E’ davvero finita la festa per i bond emergenti o il periodo d’oro sta per tornare? In un momento di bassi tassi di interesse (in alcuni casi negativi) per i bond delle zone sviluppate, la carta emerging sembrava poter dare le soddifazioni che gli investitori cercavano. L’indice JPM GBI-EM Global Diversified fra il 2016 e il 2017 ha guadagnato (in euro) quasi il 15%. Con il 2018, invece, è iniziata la fase di discesa. Da gennaio (fino al 25 giugno) il paniere ha perso il 3,6%.
Indice JPM GBI-EM Global Diversified
Dati in euro aggiornati al 25 giugno 2018
Fonte: Morningstar Direct
“Le vendite erano attese da quando si è visto il rafforzamento del dollaro”, spiega Mathias Palowski, Associate portfolio manager di Morningstar Investment Management. “Gli investitori hanno preferito prendere i profitti e spostarli su asset denominati in valuta americana. La discesa che abbiamo visto, tuttavia, rende ancora interessante l’investimento in debito emerging”.
Hard currency o valuta locale?
Resta il problema se sia meglio dirigersi su bond denominati in valuta locale o in hard currency. “La prima cosa che va sempre considerata è che, pur investendo tutti e due nei mercati emergenti, si tratta di specie di bond completamente diverse”, dice Palowski. “Lo dimostrano, ad esempio, diversi indici. Quelli specializzati sulle emissioni in valuta locale sono molto concentrati e dominati dalle economie più grandi come Messico, Brasile,Turchia e Sud Africa. Se si seguono gli avvenimenti che condizionano l’andamento di questo paniere ci si trova ad avere a che fare con le decisioni di Trump, con i problemi del mercato valutario locale o con tensioni politiche”.

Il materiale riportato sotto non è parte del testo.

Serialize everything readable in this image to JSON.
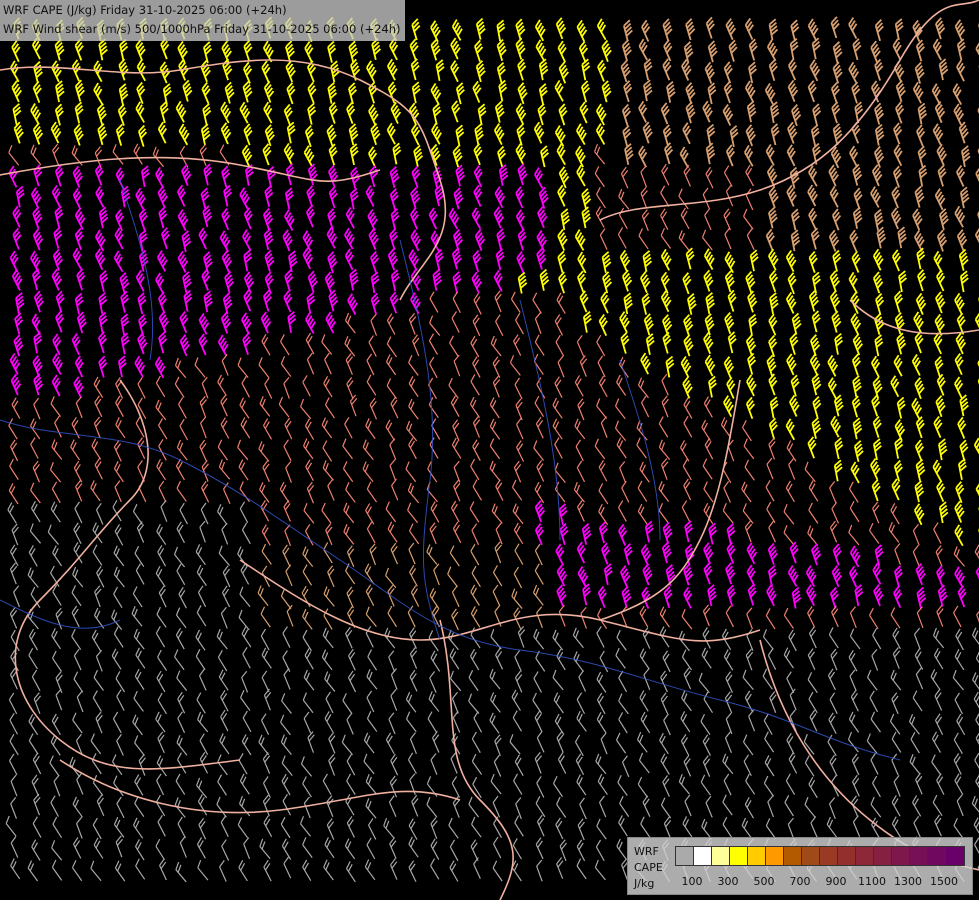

Diversa la questione per la carta hard currency dove, sempre a livello di indici, ogni paese rappresenta solo una frazione del paniere. “Stati come il Kenya o la Costa D’Avorio non emettono debito nella loro valuta perché nessuno lo comprerebbe. Per finanziarsi sono costretti a farlo in divise più solide”, dice Palowski.
BGF Emerging Markets Bond C2, secondo Niels Faassem, fund analyst di Morningstar, è “una delle migliori soluzioni per investire nel debito hard currency dei paesi emergenti”, spiega in un report del 5 ottobre 2017. “Il processo combina lo studio della situazione globale con l’analisi approfondita di ogni singolo paese emergente. Gli specialisti dei settori fanno un’analisi degli emittenti per individuare le opportunità di investimento. A livello di costruzione di portafoglio questo viene implementato con un asset allocation strategica basata sulle attese riguardo al comportamento del mercato e gli sviluppi dei paesi. I manager stanno anche attenti ai fattori esterni che possono condizionare i bond dei mercati emergenti. Per questo utilizzano un modello che possa identificare quelle che chiamano tempeste, il loro progresso e le probabilità che avvengano”.
Templeton Emerging Markets Bond C (acc) USD, secondo gli analisti di Morningstar è, invece, uno degli strumenti migliori per avere un’esposizione sia alle emissioni in valuta locale sia a quelle in hard currency. “Basandosi sulla dettagliata ricerca fondamentale degli analisti, il gestore sceglie paesi e divise che ritiene sottovalutate alla luce delle prospettive economiche”, spiega Don Yew, fund analyst di Morningstar in un report del 27 ottobre 2017. “Quindi decide di sviluppare la sua idea attraverso un investimento valutario, in bond o utilizzando entrambi gli strumenti. Il manager è pronto a sganciarsi in maniera decisa dal benchmark se crede che ne valga la pena. E’ anche disposto ad andare su mercati che non piacciono agli altri investitori o che sono poco liquidi. Il rischio viene compensato con forti investimenti su asset considerati più sicuri”.